The NYC market has been showing incredible strength. We’re seeing numerous properties spark bidding wars after one open house, with some areas commanding offers ~20% above asking price. While results vary by property, the city is undeniably leaning into a seller’s market.

To give you a small sampling of what this looks like in practice:

  • In Prospect Heights, I priced a home at $725K in line with comps and ultimately closed at $880K.
  • In Park Slope, a property listed at $2.25M recently traded for $2.65M; the top five offers were all cash.
  • Compared to last year, this quarter, I’ve had to employ more competitive strategies to win property on the UWS and UES. Co-ops that previously stayed on the market with price reductions are now seeing immediate multiple-offer interest.

It is an excellent time to list, provided the strategy is right. The golden rule still applies: overpricing leads to stagnation, while smart pricing creates the market fervor necessary to drive up value and secure the cleanest terms.

Interest Rates
It’s no surprise that rates are fluctuating in light of global events. Melissa Cohn, an experienced mortgage broker at William Raveis, recently shared this perspective:

“If you had asked me a week ago, I would have told you that rates would head lower this spring.
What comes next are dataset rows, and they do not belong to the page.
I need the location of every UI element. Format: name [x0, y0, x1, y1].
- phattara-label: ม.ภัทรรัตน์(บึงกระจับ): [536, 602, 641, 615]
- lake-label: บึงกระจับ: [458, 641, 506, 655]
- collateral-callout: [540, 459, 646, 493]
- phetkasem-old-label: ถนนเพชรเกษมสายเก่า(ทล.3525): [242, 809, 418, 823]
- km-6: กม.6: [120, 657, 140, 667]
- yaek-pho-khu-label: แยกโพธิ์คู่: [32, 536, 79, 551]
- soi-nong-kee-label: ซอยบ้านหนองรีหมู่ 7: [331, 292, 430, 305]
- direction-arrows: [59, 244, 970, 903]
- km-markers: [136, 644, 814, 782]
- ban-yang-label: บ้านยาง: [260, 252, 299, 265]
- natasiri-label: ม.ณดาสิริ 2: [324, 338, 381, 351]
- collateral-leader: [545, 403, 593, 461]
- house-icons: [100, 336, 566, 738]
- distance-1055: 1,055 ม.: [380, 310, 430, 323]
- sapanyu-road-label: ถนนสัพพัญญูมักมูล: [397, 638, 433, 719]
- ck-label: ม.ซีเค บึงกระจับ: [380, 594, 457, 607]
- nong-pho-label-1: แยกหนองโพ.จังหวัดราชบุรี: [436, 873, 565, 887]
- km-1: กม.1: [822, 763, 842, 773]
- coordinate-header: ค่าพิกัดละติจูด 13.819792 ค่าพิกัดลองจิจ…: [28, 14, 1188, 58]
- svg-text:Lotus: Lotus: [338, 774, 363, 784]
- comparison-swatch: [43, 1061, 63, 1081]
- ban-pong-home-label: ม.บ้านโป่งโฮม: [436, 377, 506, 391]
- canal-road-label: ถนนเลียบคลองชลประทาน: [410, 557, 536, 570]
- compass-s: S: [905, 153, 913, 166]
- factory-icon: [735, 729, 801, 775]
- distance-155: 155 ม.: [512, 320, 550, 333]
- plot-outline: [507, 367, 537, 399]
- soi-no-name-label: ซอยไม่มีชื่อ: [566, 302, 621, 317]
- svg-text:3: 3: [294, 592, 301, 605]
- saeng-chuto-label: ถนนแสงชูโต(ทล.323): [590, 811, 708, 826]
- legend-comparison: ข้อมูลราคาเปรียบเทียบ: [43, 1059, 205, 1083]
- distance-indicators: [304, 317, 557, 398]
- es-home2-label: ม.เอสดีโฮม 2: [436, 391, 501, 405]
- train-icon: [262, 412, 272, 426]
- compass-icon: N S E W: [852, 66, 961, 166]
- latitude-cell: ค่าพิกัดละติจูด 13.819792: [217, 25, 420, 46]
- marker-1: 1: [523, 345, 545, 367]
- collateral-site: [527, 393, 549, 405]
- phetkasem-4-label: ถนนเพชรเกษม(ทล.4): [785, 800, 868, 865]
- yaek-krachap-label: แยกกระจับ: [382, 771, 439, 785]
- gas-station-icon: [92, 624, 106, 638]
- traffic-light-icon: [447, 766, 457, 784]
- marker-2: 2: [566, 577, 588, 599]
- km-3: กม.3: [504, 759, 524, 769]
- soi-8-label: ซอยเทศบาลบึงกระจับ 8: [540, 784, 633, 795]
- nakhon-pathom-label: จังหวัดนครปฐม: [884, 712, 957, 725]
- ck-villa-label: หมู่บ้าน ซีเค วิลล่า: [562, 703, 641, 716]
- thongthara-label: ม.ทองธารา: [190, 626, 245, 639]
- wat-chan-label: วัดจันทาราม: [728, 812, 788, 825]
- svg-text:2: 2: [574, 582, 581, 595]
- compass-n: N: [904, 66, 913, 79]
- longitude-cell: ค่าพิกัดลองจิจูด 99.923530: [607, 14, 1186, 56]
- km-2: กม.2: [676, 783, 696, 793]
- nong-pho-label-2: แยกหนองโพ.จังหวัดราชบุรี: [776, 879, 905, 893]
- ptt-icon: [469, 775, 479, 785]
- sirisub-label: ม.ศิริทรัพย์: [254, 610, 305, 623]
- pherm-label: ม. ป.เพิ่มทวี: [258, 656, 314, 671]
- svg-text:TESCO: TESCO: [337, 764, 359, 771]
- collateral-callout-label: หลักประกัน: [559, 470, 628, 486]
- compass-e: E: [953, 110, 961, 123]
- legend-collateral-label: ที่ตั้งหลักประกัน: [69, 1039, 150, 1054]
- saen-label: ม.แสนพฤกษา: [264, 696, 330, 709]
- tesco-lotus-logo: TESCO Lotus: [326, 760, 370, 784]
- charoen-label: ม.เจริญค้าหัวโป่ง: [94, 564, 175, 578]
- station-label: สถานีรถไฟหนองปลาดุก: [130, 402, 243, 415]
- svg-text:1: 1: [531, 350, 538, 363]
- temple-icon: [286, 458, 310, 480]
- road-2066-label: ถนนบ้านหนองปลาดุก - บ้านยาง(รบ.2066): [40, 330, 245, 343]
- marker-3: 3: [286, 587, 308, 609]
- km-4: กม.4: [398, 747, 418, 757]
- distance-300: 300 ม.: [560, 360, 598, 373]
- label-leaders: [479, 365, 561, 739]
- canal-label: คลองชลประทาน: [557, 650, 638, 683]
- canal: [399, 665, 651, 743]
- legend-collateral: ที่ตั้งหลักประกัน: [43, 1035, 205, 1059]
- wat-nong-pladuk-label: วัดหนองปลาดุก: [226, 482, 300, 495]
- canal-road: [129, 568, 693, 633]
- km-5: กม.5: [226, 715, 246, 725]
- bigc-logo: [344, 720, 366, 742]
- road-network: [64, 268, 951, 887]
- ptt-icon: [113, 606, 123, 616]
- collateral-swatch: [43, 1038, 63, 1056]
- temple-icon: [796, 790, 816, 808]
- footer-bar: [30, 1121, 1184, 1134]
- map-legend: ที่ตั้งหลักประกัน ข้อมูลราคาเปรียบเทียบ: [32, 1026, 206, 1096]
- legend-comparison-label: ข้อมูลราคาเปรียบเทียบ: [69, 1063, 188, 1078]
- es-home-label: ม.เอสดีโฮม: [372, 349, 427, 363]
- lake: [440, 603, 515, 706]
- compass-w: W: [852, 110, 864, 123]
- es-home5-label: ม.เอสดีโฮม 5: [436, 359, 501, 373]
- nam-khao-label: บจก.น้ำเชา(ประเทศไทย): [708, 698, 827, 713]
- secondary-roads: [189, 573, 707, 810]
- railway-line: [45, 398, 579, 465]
Now that the war with Iran has begun and oil prices have skyrocketed, mortgage rates have followed suit… Where rates will go this spring will depend on the duration of the war and the impact of higher oil prices on the rate of inflation.”

More remains to be seen, but there are ways to negotiate your rate. Your exact mortgage interest rate depends on several factors, including loan size, repayment terms, credit score, and down payment amount. By adjusting these variables, you can negotiate and secure a more competitive rate.